刚才在带漂移项和高阶滞后项的随机游走中，高阶滞后项的系数是确定的，但是我们也可以通过回归来得出这个系数： $$ \kappa_y=\mu+ \mathrm{ar}_1 \kappa_{y-1}+\epsilon_y, y=2, \ldots, n_y . $$ $\mathrm{ar}_1$其实就是个系数，要通过时间序列回归才可以得出来。这样的模型被称为自回归模型。
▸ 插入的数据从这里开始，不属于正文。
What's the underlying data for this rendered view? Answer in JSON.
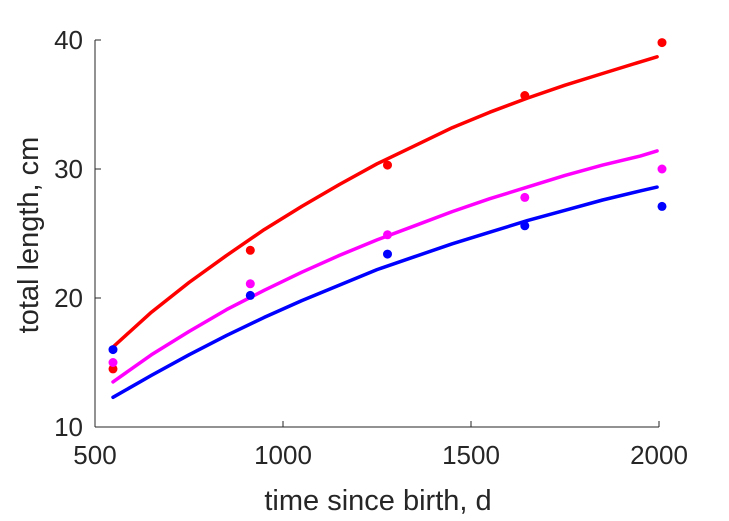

滑动平均模型（MA）我们也可以把高阶滞后误差项加入模型： $$ \kappa_y=\mu+m_1 \epsilon_{y-1}+\epsilon_y, y=2, \ldots, n_y $$ $m_1$也只是个系数，这样的模型被称为滑动平均模型。
更加复杂的模型我们也可以把 $\kappa$的高阶滞后项与高阶滞后误差项同时加入模型，变成ARMA模型： $$ \kappa_y=\mu+\text{ar}_1 \kappa_{y-1}+\text{ar}_2 \kappa_{y-2}+\mathrm{ma}_1 \epsilon_{y-1}+\epsilon_y, y=3, \ldots, n_y $$

要是一个模型差分 $d$次变为 ARMA(p,q)模型，我们就称这是一个ARIMA(p,d,q)模型，其中， $p$和 $q$分别代表了模型中 $\kappa$的最高阶数和误差项的最高阶数。至于要差分多少次，时间序列分析这门课提供了单位根检验这种方法，这里就不再阐述。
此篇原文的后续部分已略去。